Creating a specific extractor pattern for each such entry, e.g. [[[ ~@COMMONNAME@~ Sorbus americana ]]] would be time prohibitive...

Two ways I can see attempting this are:

(1) Utilize a ~#LATINNAME#~ variable input in definition of extractor pattern e.g. [[[ ~@COMMONNAME@~ ~#LATINNAME#~ ]]], or

(2) Allow dynamic creation and input of extractor patterns on the fly (?)

I only saw one previous forum question on this but did not find any replies... the only thing I found seemingly of relevance was reference to "deprecated: embedded session variables in extractor patterns" in upgrade report.

Thanks!

Hi, You could have a script

Hi,

You could have a script that initalises the variable before every scrape and then loop a call for the scrape after each scrape. So the script would be

if(session.getVariable("SCRAPE_NUM") == null)
{
session.setVariable("SCRAPE_NUM") = "1";
session.setVariable("Name_of_Tree") = "Red Oak";
session.scrapeFile("ScrapeFileName");
}
else if(session.getVariable("SCRAPE_NUM") == "1")
{
session.setVariable("SCRAPE_NUM") = "2";
session.setVariable("Name_of_Tree") = "Red Oak 2";
session.scrapeFile("ScrapeFileName");
}

And so on. Then use the advances tab in the extractor pattern and tick create automatic dataset. If this does not work you could create a dataset manually after each extractor pattern does it's stuff.

That's a good suggestion,

That's a good suggestion, Seamus. I would just add a few ideas for efficiency.

If you're iterating through possibly thousands of names from an input file and the target site you're looking to extract from has many names on any given page then you may want to first save down the page using session.getContentAsString. Then, attempt to match your names on each page as a local file (just replace the URL of your scrapeableFile with a local file path). This will save you and the target server thousands of unnecessary requests.

Also, be cautious when selecting "Automatically save the data set generated by this extractor pattern in a session variable". Doing so can quickly fill up the memory allocated to screen-scraper. As an alternative, you may choose to save any matching results to another text file, or set any individual session variables to null after each loop. This would spare your RAM.

-Scott

Additional clarification for my question...

Hello, thank you both for your timely responses!

I learned much from your suggestions, yet am thinking I was not clear enough in my question. I'll try adding a bit more here...

The common name of the plant i.e. Red Oak (which is the data to be extracted) is inherently spatially-related to its latin name of Quercus rubra (the data string known going in).

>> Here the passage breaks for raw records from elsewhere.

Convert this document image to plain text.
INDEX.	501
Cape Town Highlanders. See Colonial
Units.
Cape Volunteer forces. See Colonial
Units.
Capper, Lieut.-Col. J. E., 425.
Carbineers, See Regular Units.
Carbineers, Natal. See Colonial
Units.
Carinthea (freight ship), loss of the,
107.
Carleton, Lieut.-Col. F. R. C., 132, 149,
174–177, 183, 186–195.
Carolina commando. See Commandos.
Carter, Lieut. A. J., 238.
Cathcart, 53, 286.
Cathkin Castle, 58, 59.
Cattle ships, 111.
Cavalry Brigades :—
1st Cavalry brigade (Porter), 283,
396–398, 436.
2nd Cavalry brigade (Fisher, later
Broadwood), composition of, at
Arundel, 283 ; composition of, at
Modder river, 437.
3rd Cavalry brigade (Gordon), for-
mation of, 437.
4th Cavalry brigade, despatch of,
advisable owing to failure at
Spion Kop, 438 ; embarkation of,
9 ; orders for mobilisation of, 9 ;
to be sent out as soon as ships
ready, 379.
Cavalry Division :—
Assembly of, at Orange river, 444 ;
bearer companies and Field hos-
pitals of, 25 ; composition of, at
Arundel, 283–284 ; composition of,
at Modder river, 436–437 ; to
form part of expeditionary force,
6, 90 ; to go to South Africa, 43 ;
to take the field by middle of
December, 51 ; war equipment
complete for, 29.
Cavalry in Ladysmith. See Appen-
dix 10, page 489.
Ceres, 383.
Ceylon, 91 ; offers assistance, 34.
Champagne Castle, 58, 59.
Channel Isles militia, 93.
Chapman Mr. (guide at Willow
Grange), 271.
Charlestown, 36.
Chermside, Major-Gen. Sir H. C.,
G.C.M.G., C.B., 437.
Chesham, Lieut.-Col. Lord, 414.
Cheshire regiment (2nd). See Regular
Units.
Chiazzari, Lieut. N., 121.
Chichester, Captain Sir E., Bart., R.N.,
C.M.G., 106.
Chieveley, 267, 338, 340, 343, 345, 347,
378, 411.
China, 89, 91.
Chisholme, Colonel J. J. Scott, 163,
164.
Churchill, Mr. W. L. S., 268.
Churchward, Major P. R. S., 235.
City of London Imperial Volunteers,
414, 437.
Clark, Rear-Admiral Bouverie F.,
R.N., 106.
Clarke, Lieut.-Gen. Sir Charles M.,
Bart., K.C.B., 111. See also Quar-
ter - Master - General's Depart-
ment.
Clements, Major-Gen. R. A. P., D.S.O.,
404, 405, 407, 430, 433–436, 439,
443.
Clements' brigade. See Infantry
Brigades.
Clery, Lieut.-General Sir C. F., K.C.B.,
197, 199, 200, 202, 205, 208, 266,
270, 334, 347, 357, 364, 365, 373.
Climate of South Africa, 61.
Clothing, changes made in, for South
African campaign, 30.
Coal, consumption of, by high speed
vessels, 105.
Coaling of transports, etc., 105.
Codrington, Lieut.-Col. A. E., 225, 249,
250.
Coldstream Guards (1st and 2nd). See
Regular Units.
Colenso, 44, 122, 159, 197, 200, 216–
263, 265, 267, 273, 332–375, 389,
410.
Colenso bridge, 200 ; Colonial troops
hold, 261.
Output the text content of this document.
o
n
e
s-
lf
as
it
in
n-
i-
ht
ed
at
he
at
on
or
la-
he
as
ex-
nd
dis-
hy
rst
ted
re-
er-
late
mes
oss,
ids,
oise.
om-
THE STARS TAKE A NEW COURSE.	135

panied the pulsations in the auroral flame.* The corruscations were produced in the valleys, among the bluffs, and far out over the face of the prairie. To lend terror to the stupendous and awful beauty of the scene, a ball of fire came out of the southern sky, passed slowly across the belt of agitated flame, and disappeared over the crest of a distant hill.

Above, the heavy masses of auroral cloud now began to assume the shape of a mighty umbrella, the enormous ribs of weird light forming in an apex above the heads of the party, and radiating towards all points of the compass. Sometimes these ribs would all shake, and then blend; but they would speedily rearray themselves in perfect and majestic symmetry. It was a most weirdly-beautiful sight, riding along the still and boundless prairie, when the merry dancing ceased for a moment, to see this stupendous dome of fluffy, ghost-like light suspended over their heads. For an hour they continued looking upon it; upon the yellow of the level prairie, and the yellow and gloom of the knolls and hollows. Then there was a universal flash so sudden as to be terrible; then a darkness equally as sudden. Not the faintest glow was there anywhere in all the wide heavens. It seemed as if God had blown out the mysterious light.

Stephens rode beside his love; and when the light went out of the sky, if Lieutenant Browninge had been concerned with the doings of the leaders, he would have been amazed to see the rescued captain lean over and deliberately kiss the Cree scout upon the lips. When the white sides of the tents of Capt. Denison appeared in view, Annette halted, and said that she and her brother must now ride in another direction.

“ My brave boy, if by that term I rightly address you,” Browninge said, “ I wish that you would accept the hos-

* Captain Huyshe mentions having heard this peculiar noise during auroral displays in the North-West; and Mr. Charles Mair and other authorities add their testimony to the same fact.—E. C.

The spatial relationship is almost always one of immediate adjacency, e.g. "Red Oak (Quercus rubra)", or it may be nearby but separated by price, size, other specifications in what's known as a plant list.

(The differing presentations of adjacency I hope to catch using Regular Expressions.)

Seemingly the challenge is to place the value of e.g. "Quercus rubra" into an "Extractor Pattern Input Variable" such as ~#LATINNAME#~, just as SS provides the capability for doing so in an Url with ~#SEARCHTERM#~, ~#PAGE#~, etc.

A simplistic result (without benefit of regular expression, catching only one type of representation) would be an extractor pattern something like "~@COMMONNAME@~(~#LATINNAME#~", where the extractor pattern's definition catches the adjacency of the two pieces of data...

My write-out-to-file would build rows perhaps like:

Red Oak, Quercus rubra
Common Oak, Quercus rubra
Southern Oak, Quercus rubra
Hard Maple, Acer saccharum
Sugar Maple, Acer saccharum

being a collection of the various common names found to be used for the one latin name.

In Seamus' suggestion I wasn't able to figure out how the ~#LATINNAME#~ variable, once set using the scripts he suggested, could be deployed (a) within an extractor pattern defined just once, or (b) multitudinous (fancy word of the day) extractor patterns could be dynamically created (at least within SS), each containing a different value hardcoded into the extractor pattern.

If I can get this all going, however, all the remaining content in your suggestions will be quite valuable!

Thx

Because you're not able to

Because you're not able to load a regular expression into an extractor pattern token on-the-fly I believe you're going to need to accomplish this either in a script or outside of screen-scraper.

I can picture a script that takes a good portion of the HTML from the last response, performs a string match (substring) looking for the COMMON_NAME. Once found, it grabs (indexOf) a distance of a variable number of characters left and right of the COMMON_NAME. Then performs a string match on that string looking for the presence of the LATIN_NAME. If the LATIN_NAME is found in proximity of the COMMON_NAME then they are considered a match.

You'll end up making heavy use of different methods available in the Java String Class. Particularly indexOf, substring, and length. You can even use regex since the matches method takes regex as a parameter.

Here are a few example scripts that use some of the same methods you'll be using. The last in the list, Square Footage Catcher, is attempting to do something similar. It is looking for the number of square feet on a given web page.

They are faced with a similar issue as you are. For them, how the square footage is written can vary from site to site. For you, the formatting of text and markup between the COMMON_NAME and the LATIN_NAME can vary. Hopefully the solution to your challenge won't be quite as involved as theres was.

-Scott